The sites, also known as “overdose prevention centers,” have been authorized in other states and cities in the United States –– but rarely without controversy.
The legislation introduced in the Colorado House of Representatives would allow “localities to set up a site where people can use previously obtained controlled substance[s] in a monitored setting,” according to local news station Denver7.
The Associated Press reported that Democratic lawmakers there “pushed the controversial bill forward in committee Wednesday,” but while the party controls the state General Assembly, “the measure faces steep odds amid broad backlash from police, Republicans, and lingering questions about whether the sites are even legal in the United States.”

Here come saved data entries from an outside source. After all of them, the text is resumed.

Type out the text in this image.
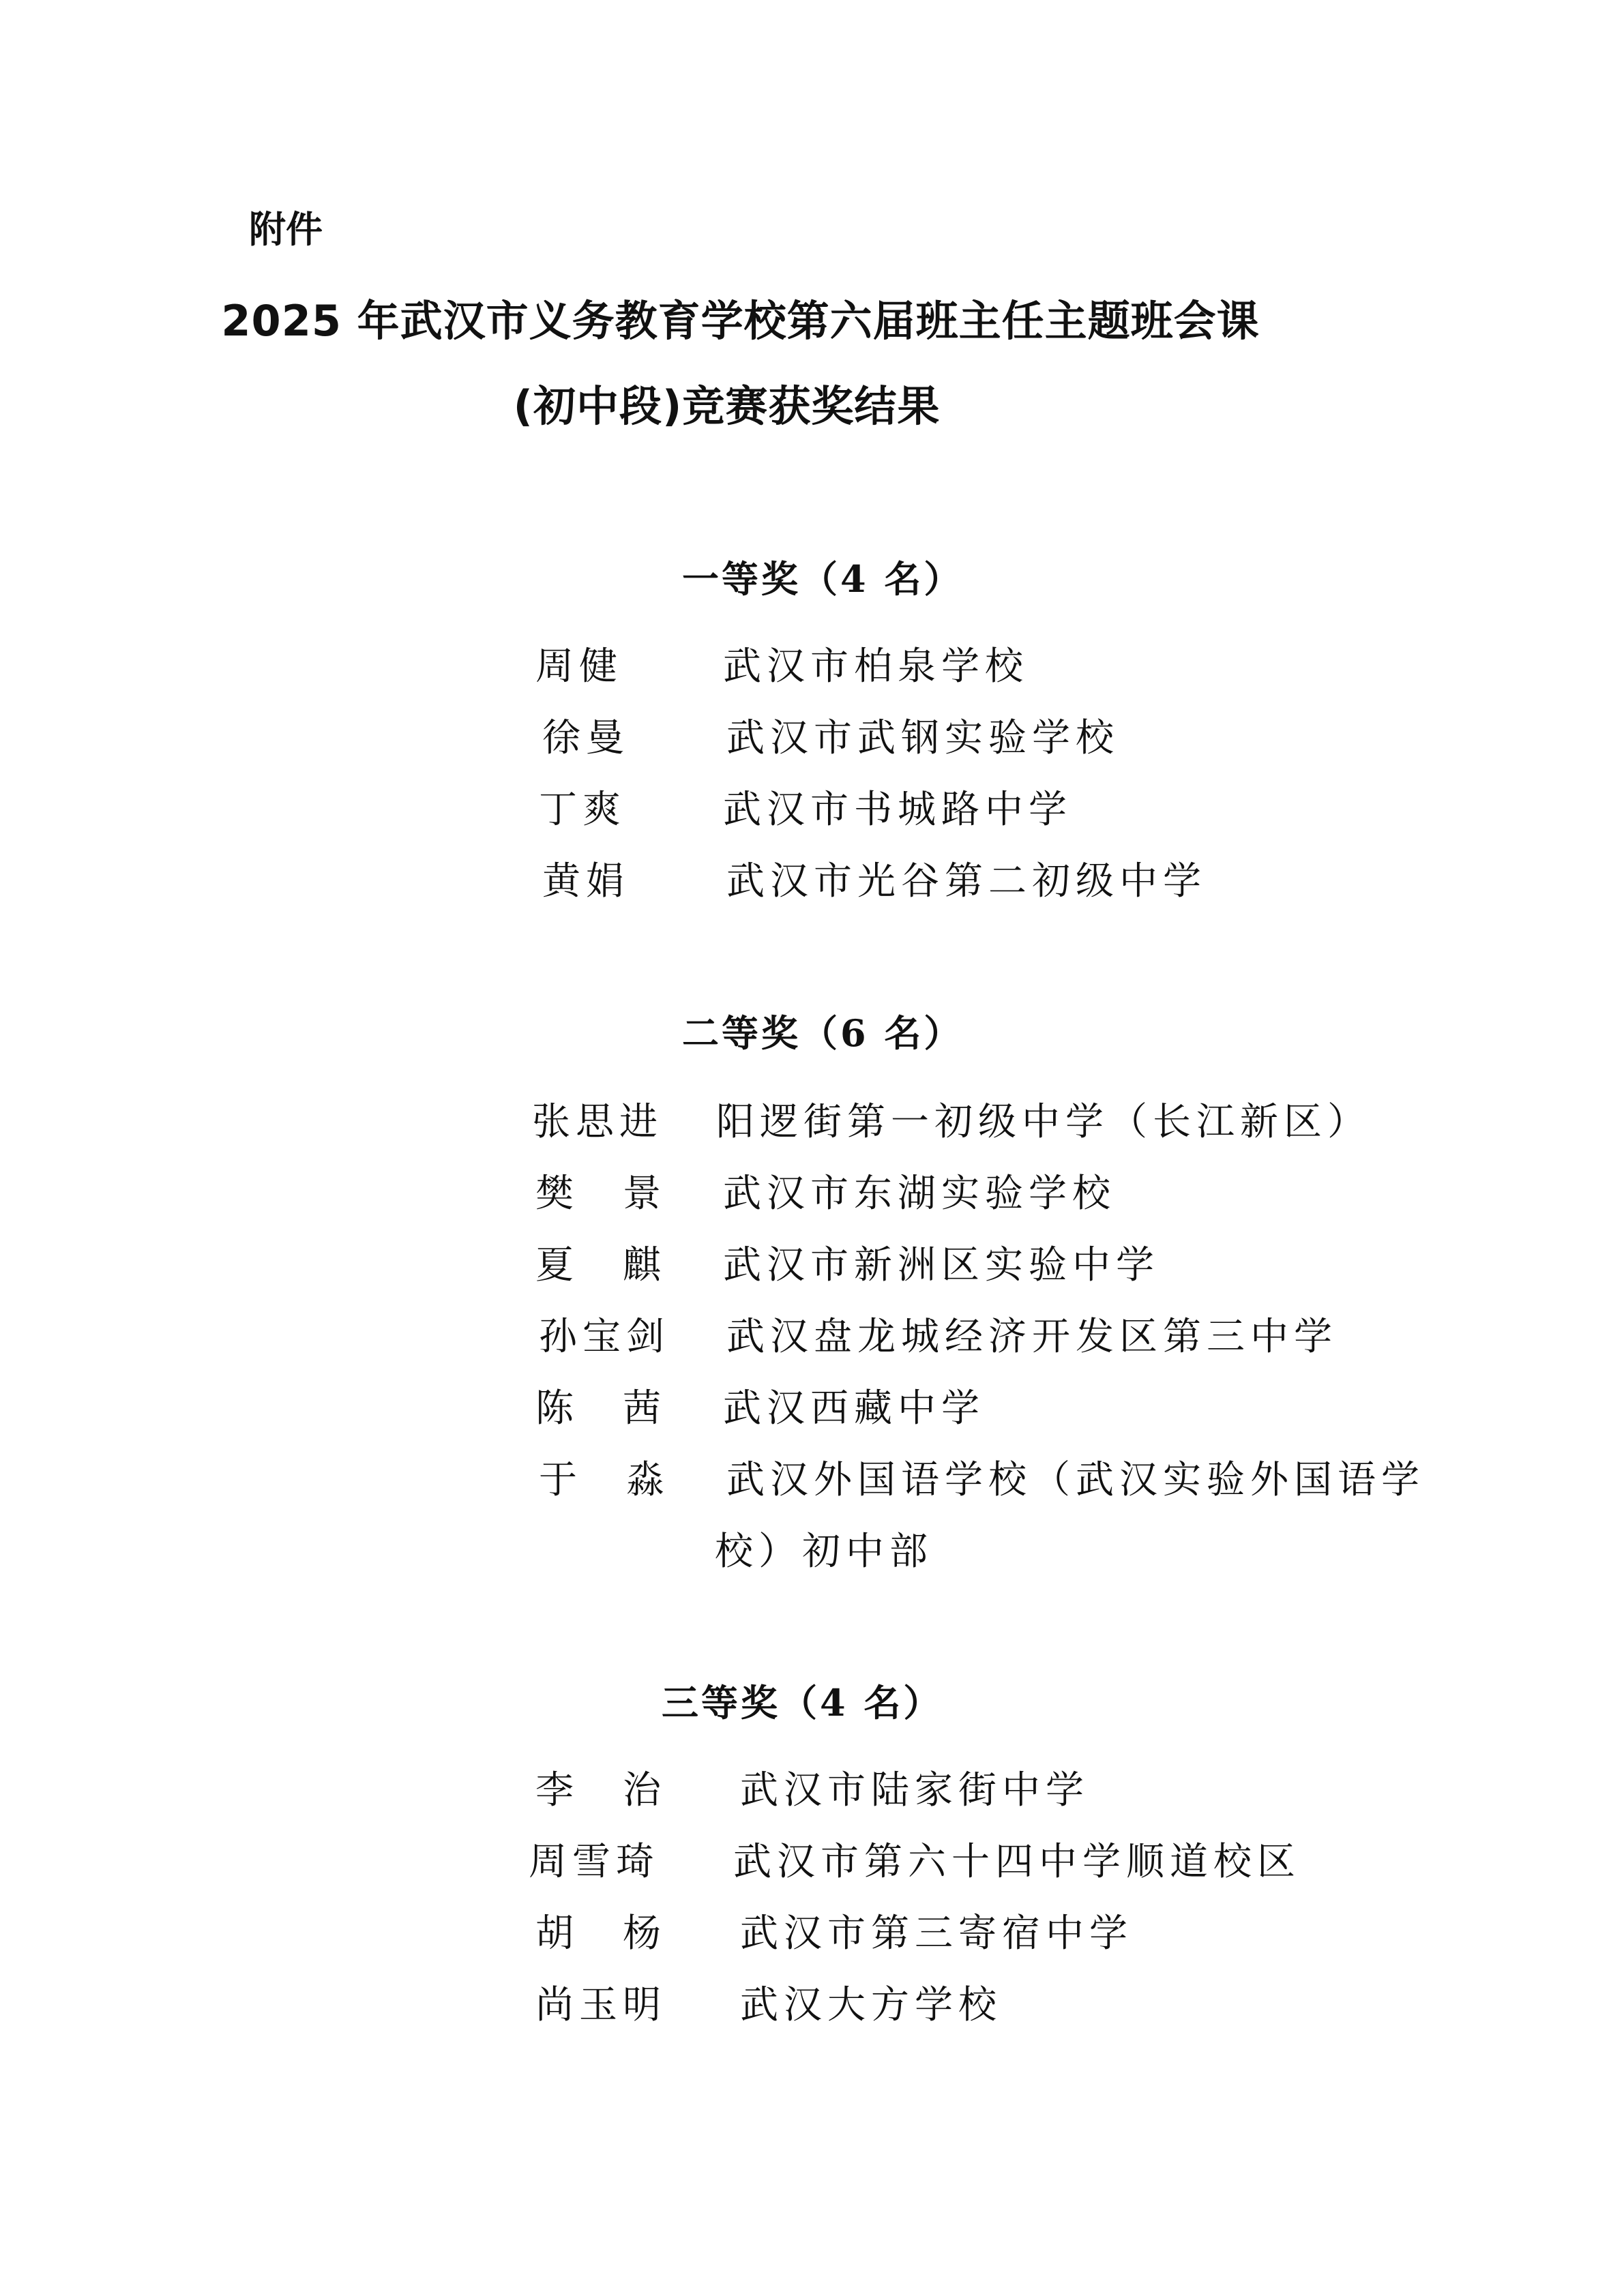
附件
2025 年武汉市义务教育学校第六届班主任主题班会课
(初中段)竞赛获奖结果
一等奖（4 名）
周健	武汉市柏泉学校
徐曼	武汉市武钢实验学校
丁爽	武汉市书城路中学
黄娟	武汉市光谷第二初级中学
二等奖（6 名）
张思进 阳逻街第一初级中学（长江新区）
樊　景 武汉市东湖实验学校
夏　麒 武汉市新洲区实验中学
孙宝剑 武汉盘龙城经济开发区第三中学
陈　茜 武汉西藏中学
于　淼 武汉外国语学校（武汉实验外国语学
校）初中部
三等奖（4 名）
李　治 武汉市陆家街中学
周雪琦 武汉市第六十四中学顺道校区
胡　杨 武汉市第三寄宿中学
尚玉明 武汉大方学校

A year ago, the U.S. Department of Justice told the Associated Press that it was “evaluating” the sites and in discussion with regulators about implementing “appropriate guardrails.”
“It does not supply drugs by any means. And it also doesn’t force any local government in a city to establish one of these sites in their communities,” said Colorado state House Rep. Jenny Willford, a Democrat, as quoted by Denver7.
In late 2021, New York City opened the nation’s first overdose prevention center, which came a year after the city suffered from more than 2,000 drug overdose deaths, the highest number in two decades.
The city, citing a report from its Health Department, estimated that the overdose prevention centers could prevent as many as 130 deaths per year.
“New York City has led the nation’s battle against COVID-19, and the fight to keep our community safe doesn’t stop there. After exhaustive study, we know the right path forward to protect the most vulnerable people in our city. And we will not hesitate to take it,” said Bill de Blasio, then the mayor of New York City. “Overdose Prevention Centers are a safe and effective way to address the opioid crisis. I’m proud to show cities in this country that after decades of failure, a smarter approach is possible.”
A study released last year found that NYC’s overdose prevention centers have done their job.
“Between November 30, 2021, and January 31, 2022, 613 individuals used OPC services 5975 times across 2 sites,” read the study, which was conducted by the NYC Health Department.
“During the first 2 months of OPC operation, trained staff responded 125 times to mitigate overdose risk. In response to opioid-involved symptoms of overdose, naloxone was administered 19 times and oxygen 35 times, while respiration or blood oxygen levels were monitored 26 times. In response to stimulant-involved symptoms of overdose (also known as overamping), staff intervened 45 times to provide hydration, cooling, and de-escalation as needed. Emergency medical services responded 5 times, and participants were transported to emergency departments 3 times. No fatal overdoses occurred in OPCs or among individuals transported to hospitals,” the study continued. “More than half of individuals using OPC services (52.5%) received additional support during their visit. This included, but was not limited to naloxone distribution, counseling, hepatitis C testing, medical care, and holistic services (eg, auricular acupuncture).”
It remains to be seen whether the facilities get approved in Colorado, where some Republicans have already expressed wariness.
“You’re basically sending a message that, ‘Hey, it’s OK to do this,’” said GOP state House Rep. Gabe Evans, as quoted by the Associated Press.